Absolutely! Mostly with words that are simply fun to say --
tortuga (Sp for turtle, and really, how fun is that?? Tortuga tortuga tortuga...)
mariposa (Sp for butterfly),
papillon (Fr for butterfly and also an adorable breed of tiny dog that I loved to watch prance around the ring during my dog show years),
bouger (Fr for to move, another great one -- boojay, baby, boojay!),
boulangerie (Fr for bakery and an odd mix of Halloween and lacy underthings -- boo lingerie!)
Mmmm, suddenly craving some pain au chocolat from the boulangerie!
My target language is German and I now think of a smart phone as Handy. I have to remind myself not to do this when speaking with friends.
I must do German next. Vietnamese generally have very short words but they combine many for one. " điện thoại di động" does not exactly easily roll off the tongue like "handy".
absolutely! my native languages are Russian and Ukrainian but I actually tought myself to think in English. I see this as an alternative to having regular conversations with natives (:
For me, when I learn a new, but out-of-the-ordinary word in German it sticks in my head. Words we might not have in English are very common in German as they use long compound words to express more complex ideas. For example, Schadenfreude is a word meaning to be happy about someone else's pain.
And "bildungsroman" will be familiar to anybody who has ever taken English Lit.
It's a much quicker way to say "a novel dealing with one person's formative years or spiritual education" :)
In fact, Schadenfreude is so useful that it has been adopted into English. Wir alle lieben eine gute Schadenfreude.
Mine is a bit weird, but I often say out loud that "I don't have ganas to do something" which basically means I don't have the incentive to do something. (This is a spanish thing) It's odd but it really makes sense to me. The wonders of language.
For me, it is the french word for fridge, "Frigo". I think it might just be because when said in an English sentence it sounds like some cool nickname for the fridge, I don't know.
My mom I do the same thing with a lot of Spanish words. For example, instead of referring to my cats as cats, she just calls them los gatos. Or I'll often greet her or tell her I'm hungry in Spanish.
It happens to me with the word "small/little" ("pequeno" in my native language), I always think - and sometimes I even say it - "piccolo/piccola", in Italian. Haha. I think it is funny.

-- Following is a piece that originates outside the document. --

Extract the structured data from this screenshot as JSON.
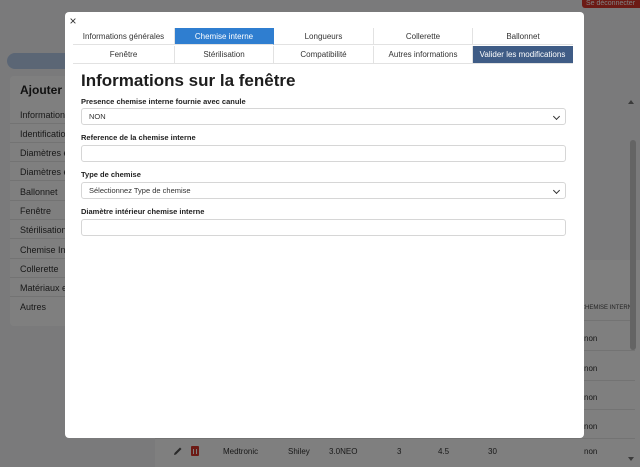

I was probably a year into the Rosetta Stone Spanish course when I opened my fridge one day to look for something to eat. There was a giant chicken in there that my mom was getting ready to cook, and I took one look at it and thought, "Ah, un pollo." It hasn't happened since with any other words, but sometimes when I see a chicken my brain still automatically goes to pollo.
I just thought of a variation of this theme. When I was at a party in Vietnam, I was moved by the beautiful voice of a singer. The woman with me noted my arms and said I had "da gà" chicken skin or goosebumps. Whether in Vietnamese or English, I now automatically say "chicken skin". After all this time, that still cracks me up.